Terlebih, Made melakukan semua usaha itu dengan memanfaatkan waktu di sela-sela kegiatannya sebagai guru di sebuah lembaga pendidikan anak usia dini (PAUD) TK Anak Nusantara, milik Yayasan Harapan Bangsa. Selain berjuang memenuhi kebutuhan pangan bagi keluarga, Made, bersama lima perempuan lainnya, juga berjuang merintis pendidikan anak usia dini di kawasan transmigrasi, khususnya di UPT Arongo.
Mereka bahkan tetap bekerja, mengajar para siswa-siswi usia dini meski tanpa menerima gaji sepeser pun. “Pernah dulu kami ada honor dari Dinas Transmigrasi, tetapi dari lima guru PAUD di sini, kami hanya dua orang yang tercover. Gajinya besarnya 300 ribu rupiah perbulan. Jadi kami berdua setiap bulan dapat 600 ribu rupiah. Namun uang itu akhirnya kami bagi rata karena kan kita sama-sama bekerja,” kata Made.
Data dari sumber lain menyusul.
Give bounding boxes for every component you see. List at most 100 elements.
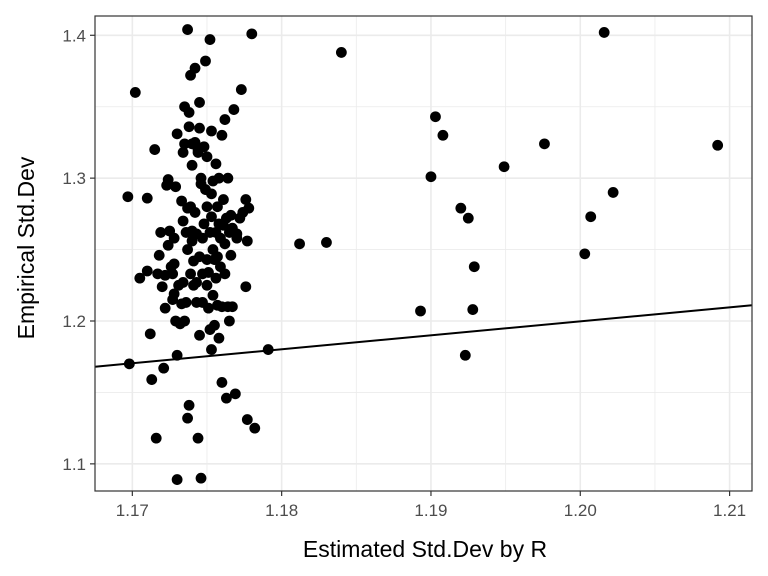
grid-minor: [95, 16, 752, 491]
data-point: [183, 399, 195, 411]
data-point: [201, 151, 213, 163]
data-point: [241, 414, 253, 425]
data-point: [210, 158, 222, 170]
x-axis-title: Estimated Std.Dev by R: [303, 536, 547, 562]
data-point: [598, 27, 610, 38]
data-point: [218, 194, 229, 205]
data-point: [183, 121, 195, 133]
data-point: [225, 249, 237, 261]
data-point: [162, 174, 174, 185]
data-point: [179, 138, 190, 150]
data-point: [235, 84, 247, 95]
data-point: [467, 304, 479, 315]
grid-major: [95, 16, 752, 491]
data-point: [186, 159, 198, 171]
data-point: [171, 128, 183, 140]
data-point: [229, 388, 241, 400]
data-point: [241, 235, 253, 247]
data-point: [455, 202, 467, 214]
data-point: [430, 111, 441, 123]
data-point: [212, 201, 223, 213]
axis-ticks: [90, 34, 731, 496]
data-point: [182, 24, 193, 35]
data-point: [180, 297, 192, 308]
data-point: [222, 172, 234, 184]
data-point: [579, 248, 591, 260]
reference-line-layer: [94, 304, 753, 368]
data-point: [240, 281, 252, 293]
data-point: [177, 147, 189, 158]
data-point: [415, 305, 426, 317]
y-tick-labels: 1.1 1.2 1.3 1.4: [62, 26, 86, 474]
data-point: [425, 171, 437, 183]
data-point: [231, 228, 243, 240]
data-point: [122, 191, 134, 203]
data-point: [219, 238, 231, 250]
x-tick-labels: 1.17 1.18 1.19 1.20 1.21: [116, 501, 746, 520]
data-point: [201, 279, 213, 291]
data-point: [189, 62, 201, 74]
data-point: [185, 268, 196, 280]
data-point: [539, 138, 550, 150]
data-point: [170, 181, 182, 193]
data-point: [221, 392, 232, 404]
data-point: [146, 374, 158, 385]
data-point: [179, 315, 190, 327]
data-point: [585, 211, 597, 223]
data-point: [123, 358, 135, 370]
data-point: [203, 267, 214, 278]
x-tick-label: 1.21: [713, 501, 746, 520]
data-point: [168, 288, 180, 300]
data-point: [167, 268, 179, 280]
reference-line: [94, 304, 753, 368]
data-point: [206, 211, 217, 223]
data-point: [246, 28, 258, 40]
data-point: [189, 207, 201, 218]
data-point: [171, 474, 183, 485]
y-tick-label: 1.3: [62, 169, 86, 188]
data-point: [335, 47, 347, 58]
data-point: [216, 377, 228, 388]
data-point: [168, 258, 180, 270]
data-point: [158, 362, 170, 374]
data-point: [607, 187, 619, 198]
data-point: [182, 412, 193, 424]
data-point: [177, 277, 189, 288]
data-point: [468, 261, 480, 273]
data-point: [262, 344, 274, 355]
data-point: [219, 114, 231, 125]
data-point: [207, 289, 219, 301]
data-point: [141, 265, 153, 277]
data-point: [177, 215, 189, 227]
data-point: [168, 232, 180, 244]
data-point: [144, 328, 156, 340]
data-point: [204, 34, 216, 45]
data-point: [159, 302, 171, 314]
data-point: [213, 172, 225, 184]
data-point: [209, 319, 220, 331]
data-point: [200, 55, 211, 67]
data-point: [150, 432, 162, 444]
data-point: [226, 301, 238, 313]
data-point: [206, 125, 217, 137]
data-point: [183, 107, 195, 118]
panel-border: [94, 15, 753, 492]
data-point: [712, 139, 724, 151]
data-point: [153, 249, 165, 261]
y-tick-label: 1.1: [62, 455, 86, 474]
data-point: [198, 218, 210, 230]
data-point: [206, 188, 217, 200]
data-point: [212, 251, 223, 263]
data-point: [141, 192, 153, 204]
data-point: [203, 302, 214, 314]
data-point: [294, 238, 305, 250]
data-point: [321, 237, 332, 248]
y-tick-label: 1.2: [62, 312, 86, 331]
data-point: [437, 129, 449, 141]
data-point: [201, 201, 213, 213]
data-point: [462, 212, 474, 224]
data-point: [162, 239, 174, 251]
data-point: [149, 144, 161, 155]
data-point: [201, 254, 213, 265]
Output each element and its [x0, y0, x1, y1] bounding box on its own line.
Sayangnya pemberian honor itu hanya berlangsung selama tiga tahun, pada tahun 2016, honor tersebut tidak lagi diberikan. “Kami tanya kenapa dihanguskan, namun pihak transmigrasi tidak memberikan penjelasan, kami nggak nanya lagi kenapa,” ujar Made.
Toh, ketiadaan honor tak membuat kelima guru PAUD itu patah arang. Bahkan mereka bertekad meningkatkan kualitas pendidikan bagi anak-anak dengan cara meningkatkan kapasitas diri mereka sebagai guru. Dengan biaya sendiri, Made dan kawan-kawannya, mengambil kuliah S1. “Kami semua sebelumnya hanya tamatan SMA, sementara syarat dari dinas, guru PAUD harus S1, jadi kami dengan modal nekat kuliah S1,” kisah Made.

Selain itu, kata dia, para guru PAUD ini juga sadar, mendidik anak usia dini justru mengemban tanggung jawab berat, sehingga mereka memang harus punya basis pengetahuan yang memadai. “Jangan sampai kita mengajar tidak tahu basic-nya, kita mendidik anak-anak ini, seperti menulis di kertas yang masih kosong, kita torehkan di situ karakter, akhlak, kita harus benar latih sejak dini, soal kepintaran bisa nomor sekian,” ungkap Made.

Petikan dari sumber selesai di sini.